4. Il ressort des pièces du dossier, en particulier de l'extrait du fichier Télemofpra, que le préfet de police produit pour la première fois en appel, que M. A... a présenté une première demande d'asile, qui a fait l'objet d'une procédure accélérée, au terme de laquelle l'Office français de protection des réfugiés et apatrides a pris une décision de rejet le 15 septembre 2022, notifiée le 16 septembre 2022. Le recours formé par M. A... contre cette décision a été rejeté pour irrecevabilité par une ordonnance du président de la Cour nationale du droit d'asile du 1er décembre 2022, notifiée le 19 décembre 2022. L'intéressé ne fait état d'aucune circonstance particulière de nature à remettre en cause le caractère probant de ces mentions, figurant dans l'extrait du fichier Télemofpra, qui font foi jusqu'à preuve du contraire, ainsi que le mentionnent expressément les dispositions précitées de l'article R. 532-57 du code de l'entrée et du séjour des étrangers et du droit d'asile. Dès lors, ainsi que le soutient le préfet de police dans sa requête, M. A... ne bénéficiait plus, à la date de l'arrêté attaqué du 20 mai 2023, du droit de se maintenir sur le territoire français en application de l'article L. 542-1 du code de l'entrée et du séjour des étrangers et du droit d'asile, dans sa version alors en vigueur. Dans ces conditions, le préfet de police est fondé à soutenir que c'est à tort que la magistrate désignée par le président du tribunal administratif de Cergy-Pontoise a annulé son arrêté au motif que M. A... bénéficiait encore, à cette date, du droit de se maintenir sur le territoire français.
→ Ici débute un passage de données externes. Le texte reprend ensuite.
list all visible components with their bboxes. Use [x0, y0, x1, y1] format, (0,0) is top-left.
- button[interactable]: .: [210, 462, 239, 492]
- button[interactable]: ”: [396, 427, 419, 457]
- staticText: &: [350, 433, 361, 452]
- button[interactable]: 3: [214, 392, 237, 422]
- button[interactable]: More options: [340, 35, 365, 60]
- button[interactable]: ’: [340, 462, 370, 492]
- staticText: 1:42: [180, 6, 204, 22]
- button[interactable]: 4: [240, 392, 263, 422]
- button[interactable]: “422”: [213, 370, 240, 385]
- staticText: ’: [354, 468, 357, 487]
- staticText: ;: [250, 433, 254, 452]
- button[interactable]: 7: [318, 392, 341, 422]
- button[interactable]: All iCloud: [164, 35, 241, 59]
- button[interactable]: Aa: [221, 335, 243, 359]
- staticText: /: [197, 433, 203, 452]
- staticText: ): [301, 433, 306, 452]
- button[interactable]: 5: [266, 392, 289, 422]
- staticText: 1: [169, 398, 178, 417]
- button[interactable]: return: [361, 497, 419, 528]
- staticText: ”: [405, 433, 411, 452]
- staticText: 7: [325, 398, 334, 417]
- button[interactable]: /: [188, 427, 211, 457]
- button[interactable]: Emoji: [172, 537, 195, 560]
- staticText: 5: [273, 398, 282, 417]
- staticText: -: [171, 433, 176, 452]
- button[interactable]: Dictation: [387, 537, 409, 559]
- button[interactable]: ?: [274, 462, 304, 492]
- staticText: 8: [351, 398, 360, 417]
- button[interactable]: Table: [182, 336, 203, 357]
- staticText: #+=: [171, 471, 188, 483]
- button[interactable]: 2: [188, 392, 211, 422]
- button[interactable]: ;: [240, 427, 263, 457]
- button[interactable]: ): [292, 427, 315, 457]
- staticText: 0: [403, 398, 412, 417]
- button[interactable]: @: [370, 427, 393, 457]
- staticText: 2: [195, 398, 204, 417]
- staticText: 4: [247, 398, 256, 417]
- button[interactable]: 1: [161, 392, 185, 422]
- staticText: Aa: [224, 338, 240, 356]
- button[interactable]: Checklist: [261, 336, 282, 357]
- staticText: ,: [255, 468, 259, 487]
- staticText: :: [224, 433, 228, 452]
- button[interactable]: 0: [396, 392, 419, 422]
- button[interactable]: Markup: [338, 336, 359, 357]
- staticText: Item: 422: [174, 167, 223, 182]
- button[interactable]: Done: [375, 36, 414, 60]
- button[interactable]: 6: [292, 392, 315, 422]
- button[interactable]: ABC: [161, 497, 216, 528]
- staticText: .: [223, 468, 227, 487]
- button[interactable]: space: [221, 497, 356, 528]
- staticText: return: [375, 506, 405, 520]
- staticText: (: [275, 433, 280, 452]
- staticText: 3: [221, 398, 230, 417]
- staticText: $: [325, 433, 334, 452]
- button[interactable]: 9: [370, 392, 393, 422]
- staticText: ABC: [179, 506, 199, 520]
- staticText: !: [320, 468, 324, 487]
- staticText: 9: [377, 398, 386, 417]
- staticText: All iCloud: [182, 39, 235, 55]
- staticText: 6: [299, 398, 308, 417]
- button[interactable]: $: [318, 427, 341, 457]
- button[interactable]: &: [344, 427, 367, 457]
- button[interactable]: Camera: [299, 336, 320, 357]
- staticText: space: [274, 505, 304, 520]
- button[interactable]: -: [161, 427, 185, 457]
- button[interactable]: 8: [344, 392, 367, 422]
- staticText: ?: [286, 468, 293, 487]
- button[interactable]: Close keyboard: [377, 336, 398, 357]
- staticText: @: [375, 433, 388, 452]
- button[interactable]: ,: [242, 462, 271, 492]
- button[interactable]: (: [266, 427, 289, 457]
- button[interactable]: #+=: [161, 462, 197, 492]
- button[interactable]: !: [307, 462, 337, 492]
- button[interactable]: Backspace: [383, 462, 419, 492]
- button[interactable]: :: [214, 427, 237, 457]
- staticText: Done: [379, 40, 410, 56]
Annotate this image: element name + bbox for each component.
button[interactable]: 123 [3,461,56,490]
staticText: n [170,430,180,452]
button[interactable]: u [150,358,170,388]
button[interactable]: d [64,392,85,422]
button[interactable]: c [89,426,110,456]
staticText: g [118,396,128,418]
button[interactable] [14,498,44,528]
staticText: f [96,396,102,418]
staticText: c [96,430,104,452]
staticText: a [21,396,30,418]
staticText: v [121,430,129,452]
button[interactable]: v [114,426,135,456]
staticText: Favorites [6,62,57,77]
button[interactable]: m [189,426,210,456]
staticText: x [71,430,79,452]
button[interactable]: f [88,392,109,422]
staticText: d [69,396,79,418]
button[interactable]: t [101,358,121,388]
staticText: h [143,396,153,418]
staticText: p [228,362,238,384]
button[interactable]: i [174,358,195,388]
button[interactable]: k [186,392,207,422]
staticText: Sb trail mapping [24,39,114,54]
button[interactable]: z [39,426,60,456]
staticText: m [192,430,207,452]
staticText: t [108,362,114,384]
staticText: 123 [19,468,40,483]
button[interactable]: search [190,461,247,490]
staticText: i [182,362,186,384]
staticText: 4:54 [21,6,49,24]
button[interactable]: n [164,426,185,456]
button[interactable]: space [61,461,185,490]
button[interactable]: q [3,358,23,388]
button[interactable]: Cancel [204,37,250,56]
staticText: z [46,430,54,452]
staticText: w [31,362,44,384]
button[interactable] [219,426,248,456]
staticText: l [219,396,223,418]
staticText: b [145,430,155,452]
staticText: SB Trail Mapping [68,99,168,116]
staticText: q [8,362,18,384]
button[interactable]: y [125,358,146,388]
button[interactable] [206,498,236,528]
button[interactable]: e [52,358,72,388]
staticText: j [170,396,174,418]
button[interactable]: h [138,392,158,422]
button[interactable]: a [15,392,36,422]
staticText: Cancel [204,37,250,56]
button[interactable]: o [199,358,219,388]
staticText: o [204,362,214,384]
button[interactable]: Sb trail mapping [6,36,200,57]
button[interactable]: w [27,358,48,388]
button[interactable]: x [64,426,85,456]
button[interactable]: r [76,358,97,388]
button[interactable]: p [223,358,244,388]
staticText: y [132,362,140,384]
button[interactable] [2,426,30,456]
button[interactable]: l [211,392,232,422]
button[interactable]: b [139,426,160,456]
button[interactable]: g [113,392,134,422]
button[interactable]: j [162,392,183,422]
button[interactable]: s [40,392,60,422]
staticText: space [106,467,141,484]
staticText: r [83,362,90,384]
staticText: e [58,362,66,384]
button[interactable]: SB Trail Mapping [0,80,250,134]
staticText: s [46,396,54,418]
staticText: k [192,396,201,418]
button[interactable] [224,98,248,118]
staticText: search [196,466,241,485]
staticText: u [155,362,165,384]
5. Il appartient toutefois à la cour, saisie de l'ensemble du litige par l'effet dévolutif de l'appel, de statuer sur l'ensemble des conclusions et moyens présentés par M. A... devant le tribunal administratif de Cergy-Pontoise.
Sur la demande de communication du dossier de M. A... :
6. En premier lieu, aux termes des dispositions de l'article L.614-5 du code de l'entrée et du séjour des étrangers et du droit d'asile : " L'étranger peut demander au président du tribunal administratif ou au magistrat désigné à cette fin (...) la communication du dossier contenant les pièces sur la base desquelles la décision contestée a été prise ". Le préfet de police a communiqué en première instance et en appel les pièces utiles du dossier en sa possession, lesquelles ont été communiquées à M. A.... Dans ces circonstances, il n'y pas lieu de donner suite à la demande de ce dernier tendant à la communication de son entier dossier.
Sur les conclusions à fin d'annulation présentées devant le tribunal :
7. En premier lieu, par un arrêté n° 2023-00059 du 23 janvier 2023, régulièrement publié le même jour au recueil des actes administratifs spécial n° 75-2023-056, le préfet de police a donné délégation à M. C... B..., adjoint au chef de la division des examens administratifs et des divisions, au sein du bureau de la lutte contre l'immigration irrégulière, à l'effet de signer tous actes, arrêtés et décisions relevant de ses attributions, dont relève la police des étrangers. Par suite, le moyen tiré de l'incompétence du signataire de ces décisions manque en fait et doit être écarté.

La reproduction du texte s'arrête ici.